Au lendemain de l’attaque à la camionnette de Münster (Rhénanie du Nord-Westphalie), qui a coûté la vie à 2 personnes, l’enquête se concentre désormais sur la personnalité, visiblement troublée, du conducteur. Samedi après-midi, dans un quartier animé du centre de la ville allemande, une camionnette a foncé dans la foule attablée au restaurant. Deux personnes sont mortes, une dizaine de blessés sont encore dans un état grave. Le conducteur s'est suicidé avec une arme à feu dans son véhicule peu après.
Dans les moments de confusion qui ont suivi l’attaque, les spéculations se sont multipliées. La presse a rapidement évoqué la piste d’un attentat islamiste. Alors que le gouvernement et la police se montraient prudents et mesurés, une membre éminente de l’AfD (extrême droite), la députée Beatrix von Storch, s’est ruée sur Twitter afin de critiquer la politique d’accueil des réfugiés d’Angela Merkel en 2015.

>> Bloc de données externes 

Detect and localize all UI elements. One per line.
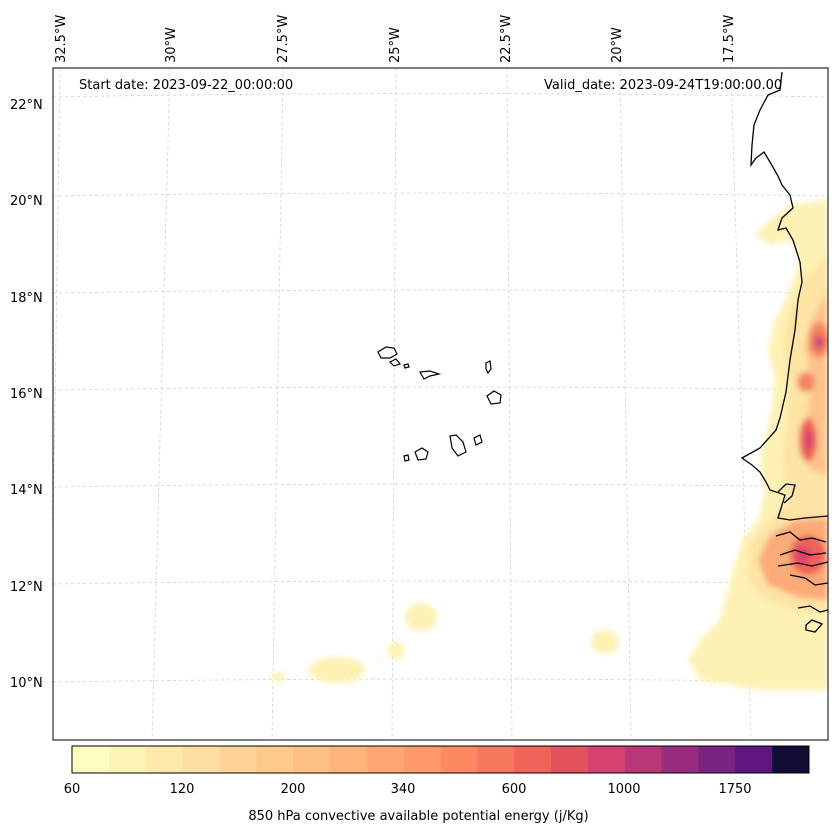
lon-label-25: 25°W [388, 27, 403, 63]
cape-cell-7 [805, 430, 813, 450]
cape-patch-c [388, 641, 404, 659]
cape-verde-islands [377, 346, 502, 462]
cape-patch-f [377, 657, 383, 661]
lat-label-14: 14°N [10, 483, 43, 498]
colorbar-swatch-140 [219, 746, 257, 773]
colorbar-tick-600: 600 [501, 782, 527, 797]
island-fogo [414, 447, 429, 461]
cape-cell-6 [814, 335, 824, 349]
map-frame [52, 67, 829, 741]
colorbar-swatch-400 [440, 746, 478, 773]
colorbar-swatch-480 [477, 746, 515, 773]
colorbar-swatch-60 [72, 746, 110, 773]
colorbar-swatch-800 [587, 746, 626, 773]
island-santo-antao [377, 346, 398, 359]
cape-patch-b [405, 603, 437, 631]
colorbar-swatch-340 [403, 746, 441, 773]
colorbar-swatch-1750 [735, 746, 773, 773]
cape-patch-e [591, 630, 619, 654]
colorbar-swatch-1500 [698, 746, 736, 773]
lat-label-22: 22°N [10, 98, 43, 113]
colorbar-swatch-1250 [661, 746, 699, 773]
colorbar-swatch-700 [551, 746, 589, 773]
africa-coastline [740, 71, 828, 521]
island-santiago [449, 434, 467, 457]
colorbar-swatch-240 [329, 746, 368, 773]
island-maio [473, 434, 483, 446]
lat-label-18: 18°N [10, 291, 43, 306]
lat-label-12: 12°N [10, 580, 43, 595]
lon-label-30: 30°W [164, 27, 179, 63]
lon-label-20: 20°W [610, 27, 625, 63]
valid-date-label: Valid_date: 2023-09-24T19:00:00.00 [544, 78, 783, 93]
colorbar-tick-60: 60 [63, 782, 81, 797]
colorbar-swatch-100 [145, 746, 184, 773]
colorbar-tick-1750: 1750 [718, 782, 752, 797]
island-sao-nicolau [419, 370, 442, 380]
colorbar-swatch-1000 [624, 746, 663, 773]
colorbar-swatch-280 [366, 746, 405, 773]
colorbar-tick-120: 120 [169, 782, 195, 797]
coastline [740, 71, 828, 633]
map-frame-background [53, 68, 828, 740]
colorbar [72, 746, 810, 773]
lon-label-27-5: 27.5°W [276, 14, 291, 63]
colorbar-label: 850 hPa convective available potential e… [248, 809, 589, 824]
start-date-label: Start date: 2023-09-22_00:00:00 [79, 78, 294, 93]
colorbar-swatch-200 [293, 746, 331, 773]
cape-patch-a [309, 657, 365, 683]
lat-label-16: 16°N [10, 387, 43, 402]
lat-label-20: 20°N [10, 194, 43, 209]
colorbar-tick-200: 200 [280, 782, 306, 797]
island-santa-luzia [403, 363, 410, 369]
island-sao-vicente [388, 358, 402, 367]
lon-label-32-5: 32.5°W [54, 14, 69, 63]
colorbar-swatch-600 [514, 746, 552, 773]
island-boa-vista [486, 390, 502, 405]
colorbar-swatch-2000 [772, 746, 810, 773]
colorbar-outline [71, 745, 810, 774]
cape-patch-d [271, 672, 285, 682]
cape-cell-2 [797, 372, 815, 392]
lon-label-17-5: 17.5°W [722, 14, 737, 63]
colorbar-swatch-160 [256, 746, 294, 773]
lon-label-22-5: 22.5°W [499, 14, 514, 63]
lat-label-10: 10°N [10, 676, 43, 691]
colorbar-swatch-80 [108, 746, 147, 773]
colorbar-swatch-120 [182, 746, 220, 773]
island-brava [403, 454, 410, 462]
colorbar-tick-1000: 1000 [607, 782, 641, 797]
gridlines [53, 68, 828, 740]
island-sal [485, 360, 492, 375]
colorbar-tick-340: 340 [390, 782, 416, 797]
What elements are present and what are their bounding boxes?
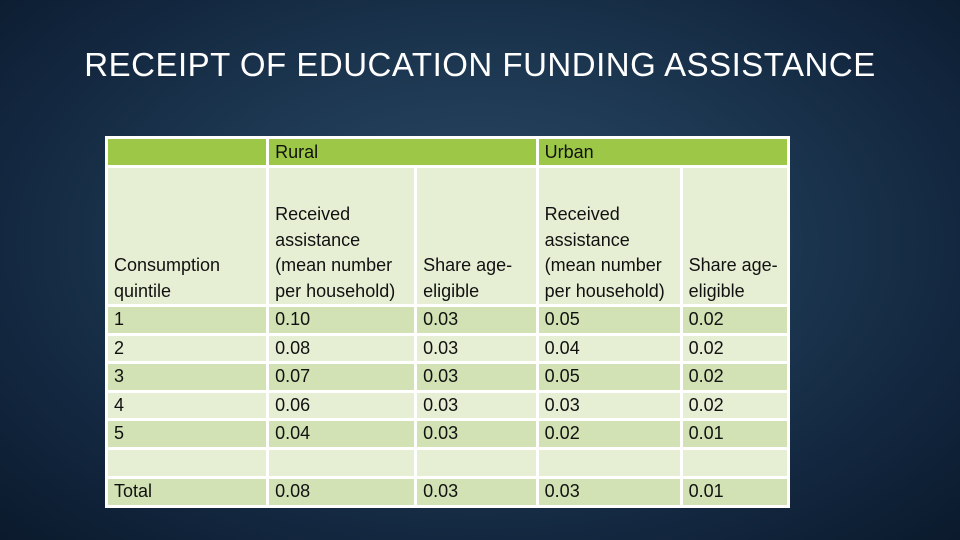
spacer-cell [108,449,267,476]
group-header-empty [108,139,267,165]
urban-received-cell: 0.03 [538,392,680,418]
rural-received-cell: 0.07 [269,364,415,390]
quintile-cell: 2 [108,335,267,361]
rural-received-cell: 0.04 [269,421,415,447]
slide-title: RECEIPT OF EDUCATION FUNDING ASSISTANCE [84,46,876,83]
urban-received-cell: 0.04 [538,335,680,361]
group-header-urban: Urban [538,139,787,165]
urban-share-cell: 0.02 [682,335,787,361]
column-header-quintile: Consumption quintile [108,168,267,304]
quintile-cell: 5 [108,421,267,447]
column-header-rural-share: Share age-eligible [417,168,536,304]
urban-share-cell: 0.02 [682,307,787,333]
urban-received-cell: 0.02 [538,421,680,447]
group-header-rural: Rural [269,139,536,165]
rural-share-cell: 0.03 [417,364,536,390]
urban-received-cell: 0.05 [538,307,680,333]
table-row: 3 0.07 0.03 0.05 0.02 [108,364,787,390]
total-urban-share-cell: 0.01 [682,478,787,505]
spacer-row [108,449,787,476]
rural-received-cell: 0.06 [269,392,415,418]
table-row: 2 0.08 0.03 0.04 0.02 [108,335,787,361]
spacer-cell [538,449,680,476]
total-row: Total 0.08 0.03 0.03 0.01 [108,478,787,505]
total-rural-received-cell: 0.08 [269,478,415,505]
urban-received-cell: 0.05 [538,364,680,390]
column-header-row: Consumption quintile Received assistance… [108,168,787,304]
rural-share-cell: 0.03 [417,421,536,447]
urban-share-cell: 0.01 [682,421,787,447]
group-header-row: Rural Urban [108,139,787,165]
rural-share-cell: 0.03 [417,335,536,361]
spacer-cell [269,449,415,476]
quintile-cell: 1 [108,307,267,333]
spacer-cell [417,449,536,476]
rural-received-cell: 0.10 [269,307,415,333]
table-row: 1 0.10 0.03 0.05 0.02 [108,307,787,333]
total-urban-received-cell: 0.03 [538,478,680,505]
column-header-urban-share: Share age-eligible [682,168,787,304]
urban-share-cell: 0.02 [682,364,787,390]
urban-share-cell: 0.02 [682,392,787,418]
table-row: 4 0.06 0.03 0.03 0.02 [108,392,787,418]
rural-share-cell: 0.03 [417,307,536,333]
rural-received-cell: 0.08 [269,335,415,361]
quintile-cell: 4 [108,392,267,418]
spacer-cell [682,449,787,476]
funding-table: Rural Urban Consumption quintile Receive… [105,136,790,508]
table-row: 5 0.04 0.03 0.02 0.01 [108,421,787,447]
rural-share-cell: 0.03 [417,392,536,418]
column-header-urban-received: Received assistance (mean number per hou… [538,168,680,304]
quintile-cell: 3 [108,364,267,390]
total-label-cell: Total [108,478,267,505]
total-rural-share-cell: 0.03 [417,478,536,505]
column-header-rural-received: Received assistance (mean number per hou… [269,168,415,304]
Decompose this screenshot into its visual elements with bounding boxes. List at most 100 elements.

Mais dès samedi soir, cette piste était écartée. Depuis, il apparaît que le conducteur de la camionnette est un Allemand de 48 ans qui vivait à Münster et souffrait de graves troubles psychiques. «Ce n’était pas un réfugié», a tenu à préciser le ministre de l’Intérieur de Rhénanie du Nord-Westphalie, Herbert Reul.
Des médias allemands ont ensuite évoqué des liens avec l’extrême droite, mais, comme l’a expliqué dimanche après-midi le chef de la police de la ville, Hajo Kulisch, il n’existe «aucun élément montrant qu’il y ait des motivations politiques» pour expliquer cet acte. Ajoutant : «Les motivations et les causes sont plutôt à chercher chez l’auteur lui-même.»